O Deutsche Bank está a recomendar aos seus clientes que comprem dívida pública portuguesa. O banco alemão acredita que o país concluirá com sucesso a oitava e nova avaliações da troika ao programa de ajustamento, que estão em curso, e também que, mais cedo ou mais tarde, será flexibilizada a meta de défice para 2014 de 4 para 4,5%.

Além disso, o banco não acredita que a troika venha a impor aos investidores privados perdas com uma potencial reestruturação da dívida. Numa nota enviada aos clientes e citada pela Bloomberg, o economista do banco, Abhishek Singhania, diz que isso colocaria em causa a sustentabilidade de outros programas de ajustamento, algo que a troika não arriscaria.

Com a esperada aprovação da troika à oitava e nona avaliações, o Deustche Bank estima que a dívida pública portuguesa tem potencial para se valorizar e destaca a linha de obrigações com maturidade em 2015, que apresenta uma taxa de juro de cerca de 5%.

Mas o Deutsche não é o único. Segundo a Bloomberg, também a BlackRock, a maior gestora de ativos do mundo, está a apostar forte na dívida soberana nacional.
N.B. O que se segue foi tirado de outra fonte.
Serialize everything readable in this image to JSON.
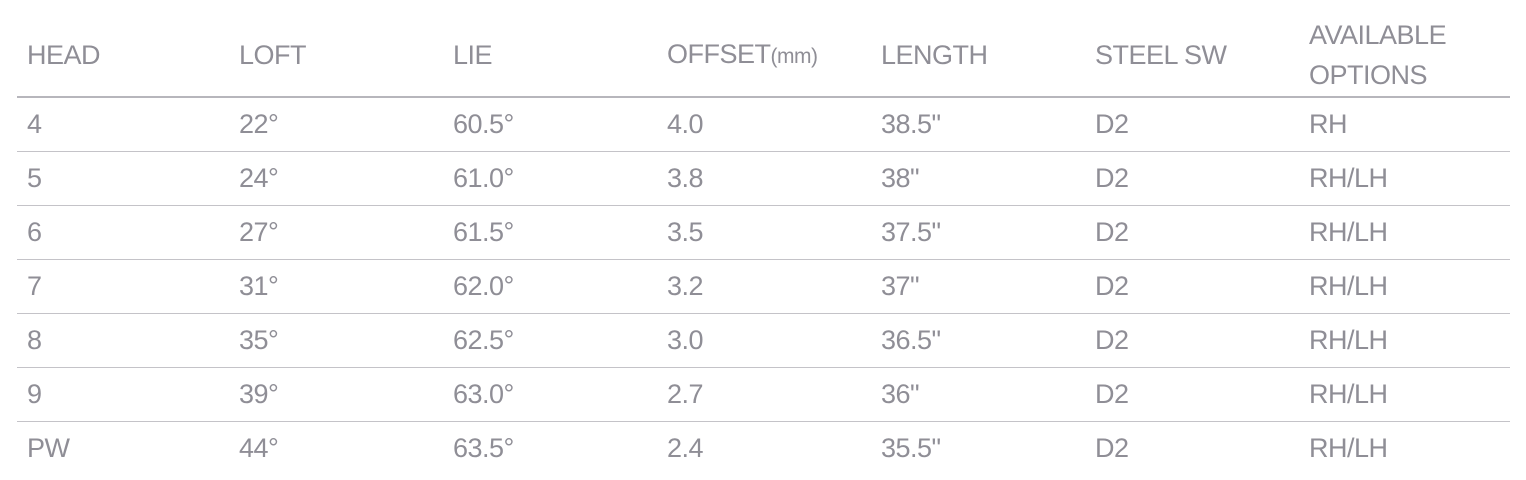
{
  "table": {
    "headers": {
      "head": "HEAD",
      "loft": "LOFT",
      "lie": "LIE",
      "offset": "OFFSET",
      "offset_unit": "(mm)",
      "length": "LENGTH",
      "steel_sw": "STEEL SW",
      "available_options_line1": "AVAILABLE",
      "available_options_line2": "OPTIONS"
    },
    "rows": [
      {
        "head": "4",
        "loft": "22°",
        "lie": "60.5°",
        "offset": "4.0",
        "length": "38.5\"",
        "steel_sw": "D2",
        "options": "RH"
      },
      {
        "head": "5",
        "loft": "24°",
        "lie": "61.0°",
        "offset": "3.8",
        "length": "38\"",
        "steel_sw": "D2",
        "options": "RH/LH"
      },
      {
        "head": "6",
        "loft": "27°",
        "lie": "61.5°",
        "offset": "3.5",
        "length": "37.5\"",
        "steel_sw": "D2",
        "options": "RH/LH"
      },
      {
        "head": "7",
        "loft": "31°",
        "lie": "62.0°",
        "offset": "3.2",
        "length": "37\"",
        "steel_sw": "D2",
        "options": "RH/LH"
      },
      {
        "head": "8",
        "loft": "35°",
        "lie": "62.5°",
        "offset": "3.0",
        "length": "36.5\"",
        "steel_sw": "D2",
        "options": "RH/LH"
      },
      {
        "head": "9",
        "loft": "39°",
        "lie": "63.0°",
        "offset": "2.7",
        "length": "36\"",
        "steel_sw": "D2",
        "options": "RH/LH"
      },
      {
        "head": "PW",
        "loft": "44°",
        "lie": "63.5°",
        "offset": "2.4",
        "length": "35.5\"",
        "steel_sw": "D2",
        "options": "RH/LH"
      }
    ]
  }
}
«Somos grandes fãs das obrigações dos mercados periféricos», afirmou na semana passada o responsável pela área de ativos de renda fixa da BlackRock, numa conferência de imprensa em Londres, sublinhando que «o BCE vai manter uma política monetária expansionista».

Ainda ontem a empresa confirmou a sua «apetência» por várias dívidas soberanas da periferia europeia, entre elas Portugal. Uma confirmação feita depois de o presidente do Banco Central Europeu (BCE), Mário Draghi, ter afirmado que o banco está disposto a usar todos os instrumentos ao seu alcance para ajudar a Zona Euro a ultrapassar a crise, incluindo uma nova injeção de liquidez de longo prazo na banca.

A casa de investimento mostrou-se confiante na estratégia do BCE, de apoio aos Estados-membros, que levará a uma descida das taxas de juro da dívida e aumentou o peso da dívida portuguesa para valores superiores aos representados no benchmark, ao mesmo tempo que mantém uma posição neutral para a dívida espanhola e italiana.